I recently had an online discussion with one libertarian friend after he posted an allegorical morality tale about a professor who gave all his students the same low grade regardless of their effort: in the end the best students stopped bothering and slid down to the same level as the worst students.
Nice fable, but totally disconnected from reality. If this is true, I asked him, then why don’t we see people with well-paying jobs quit and go on welfare, since according to the tale’s logic – why even bother to work? I received no coherent answer from him. But somehow it’s hard to imagine that anyone with a well-paying job today, especially in his industry (hedge funds) would voluntarily quit and fashion himself into a modern-day John Galt. If there’s money to be made the businesses will exist and there will always be a cache of people willing to take that job.
Certainty (or lack of) is a word we hear a lot these days from business leaders. Businesses, they say, can’t do any planning or hiring because of “uncertain market or regulatory conditions.” That’s a lame excuse: when do we ever have certainty?
“A thought for my fellow CEOs: Of course, the immediate future is uncertain; America has faced the unknown since 1776. It's just that sometimes people focus on the myriad of uncertainties that always exist while at other times they ignore them (usually because the recent past has been uneventful),” said Warren Buffett, an investor who knows a thing or two about thriving in ambiguous times, counsels in his recent letter to fellow CEOs.
It’s also rather strange to hear complaints about uncertainty coming from the supposedly risk-taking and entrepreneurial class, as if one starts or runs a business with an absolute, full-proof confidence of a success. Uncertainty has always existed and the most successful businesses have always known how to exploit it (hint: have a position, a stake in something when others are too scared or unprepared). The very nature of risk-taking, that many entrepreneurs claim to possess, is the uncertainty of the outcome. If one is certain about the outcome it’s not a business – it’s a scam, a political favor, an insider-trading scheme.
And yet many potential employers show lack of perspective, inability to see the big picture. Businesses are cutting staff and hoarding cash and, in a stunning display of shortsightedness, they fail to notice the potential of the human capital. Employees are not just people who work for you, not just an expense to be treated in the most unceremonial manner; they are also customers in a broader economy, they are clients of other nearby businesses.
“My spending is your income and your spending is my income,” as Paul Krugman keeps repeating on a daily basis.
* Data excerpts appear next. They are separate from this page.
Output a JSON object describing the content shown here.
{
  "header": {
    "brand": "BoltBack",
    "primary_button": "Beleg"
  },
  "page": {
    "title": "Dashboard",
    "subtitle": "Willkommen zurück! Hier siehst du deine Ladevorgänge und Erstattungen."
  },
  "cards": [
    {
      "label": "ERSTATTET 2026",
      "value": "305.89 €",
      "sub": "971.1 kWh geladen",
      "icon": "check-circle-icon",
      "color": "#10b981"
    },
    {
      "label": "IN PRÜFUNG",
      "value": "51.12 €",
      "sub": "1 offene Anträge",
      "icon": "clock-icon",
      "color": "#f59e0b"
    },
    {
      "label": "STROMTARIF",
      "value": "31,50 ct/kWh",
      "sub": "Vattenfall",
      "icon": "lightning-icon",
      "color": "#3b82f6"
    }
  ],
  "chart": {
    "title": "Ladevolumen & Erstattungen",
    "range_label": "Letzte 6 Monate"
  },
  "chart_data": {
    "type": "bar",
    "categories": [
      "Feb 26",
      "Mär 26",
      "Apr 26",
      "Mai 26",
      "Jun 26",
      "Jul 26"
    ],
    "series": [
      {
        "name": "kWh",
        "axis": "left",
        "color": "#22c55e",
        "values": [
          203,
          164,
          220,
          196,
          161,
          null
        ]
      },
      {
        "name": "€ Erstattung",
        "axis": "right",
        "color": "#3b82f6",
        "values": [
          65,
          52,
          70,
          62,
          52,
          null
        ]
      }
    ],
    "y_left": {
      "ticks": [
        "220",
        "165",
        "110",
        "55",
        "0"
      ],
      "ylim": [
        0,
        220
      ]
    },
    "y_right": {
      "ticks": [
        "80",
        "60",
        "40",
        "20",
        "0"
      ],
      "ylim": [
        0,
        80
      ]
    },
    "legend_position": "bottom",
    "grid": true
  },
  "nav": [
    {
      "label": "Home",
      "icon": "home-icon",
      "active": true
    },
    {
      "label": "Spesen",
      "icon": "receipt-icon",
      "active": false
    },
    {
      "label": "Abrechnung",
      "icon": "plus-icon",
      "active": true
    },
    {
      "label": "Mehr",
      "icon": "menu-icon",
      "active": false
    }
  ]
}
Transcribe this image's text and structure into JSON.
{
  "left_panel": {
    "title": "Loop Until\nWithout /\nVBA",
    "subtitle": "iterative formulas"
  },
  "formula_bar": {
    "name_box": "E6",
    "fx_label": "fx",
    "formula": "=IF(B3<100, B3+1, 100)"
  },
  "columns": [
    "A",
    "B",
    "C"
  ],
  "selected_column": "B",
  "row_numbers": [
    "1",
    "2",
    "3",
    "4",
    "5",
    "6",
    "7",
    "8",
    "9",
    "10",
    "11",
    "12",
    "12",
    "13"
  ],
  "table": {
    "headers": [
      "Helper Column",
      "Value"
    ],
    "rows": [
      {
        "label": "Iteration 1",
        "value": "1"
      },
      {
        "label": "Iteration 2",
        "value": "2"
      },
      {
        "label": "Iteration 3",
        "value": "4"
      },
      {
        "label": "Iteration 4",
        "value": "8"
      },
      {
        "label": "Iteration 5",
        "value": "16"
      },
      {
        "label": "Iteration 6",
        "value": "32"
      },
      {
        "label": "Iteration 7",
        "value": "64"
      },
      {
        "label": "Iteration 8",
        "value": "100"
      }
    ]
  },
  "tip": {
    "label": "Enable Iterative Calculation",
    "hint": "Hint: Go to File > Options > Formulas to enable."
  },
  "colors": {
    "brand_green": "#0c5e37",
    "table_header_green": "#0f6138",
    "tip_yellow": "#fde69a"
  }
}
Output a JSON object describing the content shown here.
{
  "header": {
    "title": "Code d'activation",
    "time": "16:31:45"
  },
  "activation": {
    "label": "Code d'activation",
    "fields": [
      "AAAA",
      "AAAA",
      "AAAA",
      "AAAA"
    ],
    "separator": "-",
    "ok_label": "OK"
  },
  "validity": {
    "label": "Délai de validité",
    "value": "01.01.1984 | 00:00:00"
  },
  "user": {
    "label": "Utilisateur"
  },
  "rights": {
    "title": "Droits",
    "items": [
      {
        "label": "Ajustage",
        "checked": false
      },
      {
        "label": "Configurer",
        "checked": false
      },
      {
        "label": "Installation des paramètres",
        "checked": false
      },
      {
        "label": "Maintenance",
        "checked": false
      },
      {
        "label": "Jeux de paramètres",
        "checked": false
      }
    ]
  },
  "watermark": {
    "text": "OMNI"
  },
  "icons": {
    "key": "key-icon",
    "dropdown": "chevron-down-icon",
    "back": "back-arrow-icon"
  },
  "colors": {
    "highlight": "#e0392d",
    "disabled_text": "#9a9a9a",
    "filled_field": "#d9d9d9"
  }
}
In an ironic twist of fate it is the unemployed, especially the long-term unemployed, who learned to navigate the new economic landscape better than the suddenly timid business leaders. They had no choice. After years of sending out the resumes, of standing in line in unemployment office, of waiting for help from the government they were purged of their illusions about outside help. Since private sector is not hiring because of “uncertainty” and public sector is not hiring because of the severe budget cuts, the unemployed figured out how to survive on their own. There’s an estimated $2 trillion shadow economy where millions work for cash (nannies, yoga-instructors, dog-walker, website designers).
While we should celebrate such resourcefulness and yes, entrepreneurship, on individual level, we should also be mindful of broader implications of this trend: this is not a healthy development for the overall economy. One, there’s about $500 billion tax shortfall from this unreported cash income, which leads to a second potential problem: the further disintegration of the social contract, of the sense that we’re all in this together. When a large chunk of the population, whether by choice or by necessity, operates under the radar it puts legitimate businesses at a disadvantage, shortchanges the system and puts burden on those who pay their taxes.
Perhaps, it’s time for businesses to reexamine their approach to human capital. For many local and midsize businesses the employees and the customer base are often the same people. Moreover, businesses with good products to sell, happy employees and loyal customer base are better positioned to expand and compete. If they hire and retain talent when things are slow they won’t have to waste time on employee search and training when the economy eventually takes off. If that’s not convincing enough, then there are always opportunistic investors like Buffett that can come to your rescue: “If you are a CEO who has some large, profitable project you are shelving because of short-term worries, call Berkshire. Let us unburden you.”